Permitting for carbon sequestration sites has also lagged. The Environmental Protection Agency has issued final permits for just one carbon sequestration project over the past four years, with a total of two wells. Fifty-five applications are currently under review.
Carbon dioxide pipeline projects have also faced opposition from local governments and landowners. In California, where lawmakers have generally supported the use of carbon capture for achieving state climate goals, and where more than a dozen projects have been announced, the legislature placed a moratorium on CO2 pipeline development until the federal government updates its safety regulations.
The incoming Congress and presidential administration could clear away some of these hurdles. Congress is already expected to get rid of or rewrite many of the IRA’s tax credit programs when it opens the tax code to address other provisions that expire next year. The Carbon Capture Coalition and other proponents are advocating for another increase to the value of the 45Q tax credit to adjust it for inflation. Trump’s Treasury department will have free rein to issue rules that make the credit as cheap and easy as possible to claim. The EPA, under new leadership, could also speed up carbon storage permitting or, perhaps more likely, grant primacy over permitting to the states.
But other Trump administration priorities could end up hurting carbon capture development. The projects with the surest path forward are the ones with the lowest cost of capture and multiple pathways for revenue generation, Rohan Dighe, a research analyst at Wood Mackenzie told me. For example, ethanol plants emit a relatively pure stream of CO2 that’s easy to capture, and doing so enables producers to access low-carbon fuel markets in California and Washington. Carbon capture at a steel plant or power plant is much more difficult, by contrast, as the flue gas contains a mix of pollutants.

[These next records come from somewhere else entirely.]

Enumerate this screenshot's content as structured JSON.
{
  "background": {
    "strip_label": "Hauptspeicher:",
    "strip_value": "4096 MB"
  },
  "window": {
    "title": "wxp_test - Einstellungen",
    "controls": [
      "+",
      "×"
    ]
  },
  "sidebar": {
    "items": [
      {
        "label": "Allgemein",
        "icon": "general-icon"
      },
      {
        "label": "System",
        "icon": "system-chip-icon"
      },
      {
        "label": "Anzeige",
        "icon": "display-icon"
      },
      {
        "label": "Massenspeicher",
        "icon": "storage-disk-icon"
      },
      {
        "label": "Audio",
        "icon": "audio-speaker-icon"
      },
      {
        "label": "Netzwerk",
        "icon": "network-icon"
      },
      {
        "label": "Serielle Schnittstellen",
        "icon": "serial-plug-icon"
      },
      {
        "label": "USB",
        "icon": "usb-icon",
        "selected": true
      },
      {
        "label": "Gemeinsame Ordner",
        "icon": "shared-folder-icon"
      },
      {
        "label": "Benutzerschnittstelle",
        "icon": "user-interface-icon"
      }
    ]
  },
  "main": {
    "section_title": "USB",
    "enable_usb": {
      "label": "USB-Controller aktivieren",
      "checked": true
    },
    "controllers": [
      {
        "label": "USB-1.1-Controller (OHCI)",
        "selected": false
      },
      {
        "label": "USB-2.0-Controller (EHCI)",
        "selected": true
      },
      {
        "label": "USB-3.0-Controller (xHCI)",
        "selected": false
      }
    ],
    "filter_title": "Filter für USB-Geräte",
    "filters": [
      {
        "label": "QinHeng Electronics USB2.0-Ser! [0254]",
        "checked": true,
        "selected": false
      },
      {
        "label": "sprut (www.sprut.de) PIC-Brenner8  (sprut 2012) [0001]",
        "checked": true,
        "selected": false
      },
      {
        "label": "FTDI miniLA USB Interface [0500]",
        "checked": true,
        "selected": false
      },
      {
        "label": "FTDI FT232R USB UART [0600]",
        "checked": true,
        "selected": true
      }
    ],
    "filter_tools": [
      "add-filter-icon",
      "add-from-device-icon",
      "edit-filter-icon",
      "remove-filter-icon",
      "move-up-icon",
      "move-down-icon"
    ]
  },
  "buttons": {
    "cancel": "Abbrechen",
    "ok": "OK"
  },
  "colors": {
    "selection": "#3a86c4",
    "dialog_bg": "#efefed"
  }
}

On those facilities, the 45Q tax credit is too low to justify the cost, Dighe said, and other sources of revenue such as price premiums for green products are uncertain. “The Trump administration's been pretty clear in terms of wanting to deregulate, broadly speaking,” Dighe said, pointing to plans to axe the EPA’s power plant rules and the Securities and Exchange Commission’s climate disclosure requirements. “So those sorts of drivers for some of these projects moving forward are going to be removed.”
That means projects will depend more on voluntary corporate sustainability initiatives to justify investment. Does Amazon want to build a data center in West Texas? Is it willing to pay a premium for clean electricity from a natural gas plant that captures and stores its carbon?
But the regulatory environment still matters. Flakoll will be watching to see whether lax monitoring and reporting rules for carbon capture, if enacted, will hurt trust and acceptance of carbon capture projects to the point that companies find it difficult to find buyers for their products or insurance companies to underwrite them.
“There will be a more of a policy push for [CCS] to enter the market,” Flakoll said. “But it takes two to tango, and there's a question of how much the private sector will respond to that.”